When Dr. Van Neutegem set us to work on the PRT/WSP assignment, I was excited. Out of the assignments we undertake in the graduate certificate, this was probably the one to which I’d been looking forward the most. Generally-speaking, hockey is basically still in the dark ages of using data and evidence to make decisions; there are still NHL teams who don’t employ a single staff member to collect and analyze data. While this might seem like a commitment to mediocrity, the truth is that hockey is so conservative and slow to change that most people simply don’t believe data can help you perform. There are still respected coaches and executives in hockey whose idea of “data” is tracking goals, assists, and shots. That’s the general landscape but my passion and my area of true expertise is in refereeing, which is even further behind.
The reason I am here, in this program, is to bring refereeing out of the dark ages. Hockey is one of the few sports where refereeing is an athletic pursuit; other examples would be soccer, rugby, and (to a lesser extent) basketball. Rugby and soccer lead the way in terms of research and data-driven analysis of their referees. Over the last twelve months, I have been devouring their research on physical attributes, decision-making, and psychology to inform my own research. Ultimately, my goal is to progress to the Master’s program and conduct research to validate the models that I have started to build as part of this course.
The Winning Style of Refereeing
I won’t recap my entire WSP presentation or the process that led me there because it is clearly explained with corresponding visuals in my presentation. Instead, I will simply summarize my findings and move on but you’re welcome to skip the section to get to the meat of the post.
My primary objective was to measure decision-making ability. Decision-making isn’t the only factor. Hockey officiating is physically-demanding: not only do you have to be a good, technical skater but you also have to be extremely fit because you’ll be skating three twenty-minute periods without the same breaks that players have. Having said that, there are plenty of ways to measure physical fitness and realistically, nobody is reaching this level with deficiencies in their fitness.
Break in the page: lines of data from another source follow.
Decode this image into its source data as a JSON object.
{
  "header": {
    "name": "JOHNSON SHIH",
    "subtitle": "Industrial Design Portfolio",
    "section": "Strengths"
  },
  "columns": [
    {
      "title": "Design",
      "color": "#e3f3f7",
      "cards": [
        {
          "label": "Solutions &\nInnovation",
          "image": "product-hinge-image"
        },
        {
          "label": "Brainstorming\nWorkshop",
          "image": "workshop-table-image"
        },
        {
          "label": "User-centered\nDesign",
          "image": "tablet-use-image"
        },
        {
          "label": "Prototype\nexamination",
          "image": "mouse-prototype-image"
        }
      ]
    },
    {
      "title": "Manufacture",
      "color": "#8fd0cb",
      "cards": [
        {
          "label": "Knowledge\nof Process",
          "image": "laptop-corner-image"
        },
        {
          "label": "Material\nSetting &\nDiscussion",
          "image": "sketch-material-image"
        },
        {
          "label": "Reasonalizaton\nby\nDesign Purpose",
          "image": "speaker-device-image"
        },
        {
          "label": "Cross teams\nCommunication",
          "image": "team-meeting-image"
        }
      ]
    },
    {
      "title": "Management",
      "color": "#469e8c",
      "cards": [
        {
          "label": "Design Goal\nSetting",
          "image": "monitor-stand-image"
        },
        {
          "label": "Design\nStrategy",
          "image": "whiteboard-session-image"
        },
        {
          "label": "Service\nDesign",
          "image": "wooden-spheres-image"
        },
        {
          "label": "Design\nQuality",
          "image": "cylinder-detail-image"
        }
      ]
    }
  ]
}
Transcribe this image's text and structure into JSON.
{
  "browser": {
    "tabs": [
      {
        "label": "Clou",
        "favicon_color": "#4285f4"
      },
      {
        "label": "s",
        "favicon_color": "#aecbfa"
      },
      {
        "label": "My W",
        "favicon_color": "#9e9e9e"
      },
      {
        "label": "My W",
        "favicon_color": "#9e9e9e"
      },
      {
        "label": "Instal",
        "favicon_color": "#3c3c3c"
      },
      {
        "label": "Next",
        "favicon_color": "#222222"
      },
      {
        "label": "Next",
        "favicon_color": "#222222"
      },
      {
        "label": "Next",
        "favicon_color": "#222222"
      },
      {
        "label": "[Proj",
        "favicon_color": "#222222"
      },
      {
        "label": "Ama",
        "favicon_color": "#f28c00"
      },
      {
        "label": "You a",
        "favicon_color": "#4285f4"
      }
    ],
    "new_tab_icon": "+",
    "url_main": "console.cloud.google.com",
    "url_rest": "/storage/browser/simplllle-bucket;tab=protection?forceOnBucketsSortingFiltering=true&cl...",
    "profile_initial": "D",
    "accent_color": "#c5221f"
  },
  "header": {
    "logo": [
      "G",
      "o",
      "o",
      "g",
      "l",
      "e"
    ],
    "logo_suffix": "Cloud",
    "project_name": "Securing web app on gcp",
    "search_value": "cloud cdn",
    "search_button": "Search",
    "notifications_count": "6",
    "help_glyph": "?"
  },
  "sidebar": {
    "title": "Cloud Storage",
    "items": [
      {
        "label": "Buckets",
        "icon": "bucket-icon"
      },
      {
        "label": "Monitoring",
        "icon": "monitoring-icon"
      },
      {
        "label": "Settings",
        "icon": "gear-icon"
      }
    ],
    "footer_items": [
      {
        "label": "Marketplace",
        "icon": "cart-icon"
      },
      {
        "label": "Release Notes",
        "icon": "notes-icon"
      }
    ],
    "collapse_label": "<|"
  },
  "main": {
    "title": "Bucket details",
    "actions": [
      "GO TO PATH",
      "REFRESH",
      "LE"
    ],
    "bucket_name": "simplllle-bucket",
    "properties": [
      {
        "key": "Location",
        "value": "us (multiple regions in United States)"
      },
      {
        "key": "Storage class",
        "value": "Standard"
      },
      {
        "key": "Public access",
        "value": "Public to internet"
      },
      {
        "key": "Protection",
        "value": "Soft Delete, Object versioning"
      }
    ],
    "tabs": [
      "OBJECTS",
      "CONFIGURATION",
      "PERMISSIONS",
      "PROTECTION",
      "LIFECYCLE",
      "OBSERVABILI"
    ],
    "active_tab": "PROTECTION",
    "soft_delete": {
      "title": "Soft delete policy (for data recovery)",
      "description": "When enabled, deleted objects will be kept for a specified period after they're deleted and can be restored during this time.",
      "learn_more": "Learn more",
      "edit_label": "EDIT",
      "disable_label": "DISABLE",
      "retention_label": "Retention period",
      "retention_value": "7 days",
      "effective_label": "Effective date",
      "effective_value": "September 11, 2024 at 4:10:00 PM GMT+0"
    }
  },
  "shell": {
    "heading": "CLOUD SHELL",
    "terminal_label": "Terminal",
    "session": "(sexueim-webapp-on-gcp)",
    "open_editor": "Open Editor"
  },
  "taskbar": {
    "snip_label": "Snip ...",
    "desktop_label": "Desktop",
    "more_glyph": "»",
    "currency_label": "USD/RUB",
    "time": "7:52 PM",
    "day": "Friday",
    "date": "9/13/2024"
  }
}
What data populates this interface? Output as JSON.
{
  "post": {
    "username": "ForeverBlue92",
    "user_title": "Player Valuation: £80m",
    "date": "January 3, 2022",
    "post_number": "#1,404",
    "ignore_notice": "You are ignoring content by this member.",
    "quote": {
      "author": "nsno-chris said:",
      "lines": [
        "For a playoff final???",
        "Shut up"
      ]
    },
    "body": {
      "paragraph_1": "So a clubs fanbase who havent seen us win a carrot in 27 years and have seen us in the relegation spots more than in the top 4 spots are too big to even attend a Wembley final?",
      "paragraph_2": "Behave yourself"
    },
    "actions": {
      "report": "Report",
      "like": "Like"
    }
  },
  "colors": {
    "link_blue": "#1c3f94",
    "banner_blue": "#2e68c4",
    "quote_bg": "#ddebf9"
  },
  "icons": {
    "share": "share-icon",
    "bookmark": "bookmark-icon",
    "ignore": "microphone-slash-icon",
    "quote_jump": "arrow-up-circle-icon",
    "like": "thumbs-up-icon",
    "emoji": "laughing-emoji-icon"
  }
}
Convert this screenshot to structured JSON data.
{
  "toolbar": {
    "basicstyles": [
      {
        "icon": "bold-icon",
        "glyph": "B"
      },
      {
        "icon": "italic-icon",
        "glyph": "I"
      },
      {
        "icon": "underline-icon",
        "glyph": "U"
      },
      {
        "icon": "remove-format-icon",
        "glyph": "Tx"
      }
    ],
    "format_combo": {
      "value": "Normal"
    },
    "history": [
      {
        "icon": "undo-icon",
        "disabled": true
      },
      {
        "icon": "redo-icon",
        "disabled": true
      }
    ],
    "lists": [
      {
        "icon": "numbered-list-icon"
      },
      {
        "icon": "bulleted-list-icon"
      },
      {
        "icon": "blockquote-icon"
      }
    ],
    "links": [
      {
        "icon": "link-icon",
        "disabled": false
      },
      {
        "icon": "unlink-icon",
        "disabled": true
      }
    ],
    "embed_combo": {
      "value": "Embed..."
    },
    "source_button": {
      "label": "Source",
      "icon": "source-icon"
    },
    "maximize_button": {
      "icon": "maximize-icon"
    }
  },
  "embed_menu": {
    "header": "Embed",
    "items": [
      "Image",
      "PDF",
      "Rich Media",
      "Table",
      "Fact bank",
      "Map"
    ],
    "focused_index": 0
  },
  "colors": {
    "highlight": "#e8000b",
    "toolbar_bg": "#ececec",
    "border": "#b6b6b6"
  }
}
I’ve actually discontinued on-ice fitness testing in my program because it’s completely useless. At the elite level, everyone’s scores are so close to one another that it’s not an effective way of evaluating officials. So, while decision-making is not the only factor, it is the most important and the one on which I needed to focus my attention.
I created four statistics and I hypothesized they would measure decision-making. Those three statistics were duels, penalty points per decision, non-penalty points per decision, and positioning errors per 60 minutes of play (to account for games that went to overtime). The original idea (and term) of “duels” came from soccer. Opta defines a soccer duel as a “50-50 contest between two players of opposing sides in the match”. That still wasn’t specific enough for me, particularly because there’s more physical contact in hockey (even women’s hockey) than there is in soccer. I settled on defining a hockey duel as “any time a player uses their body or stick to apply opposite-directional force to an opponent”. The difference is small but crucial. There is so much body contact in a game that without the “opposite-directional” qualifier, my model would award referees so many points for unpenalized duels that it would completely invalidate the statistic.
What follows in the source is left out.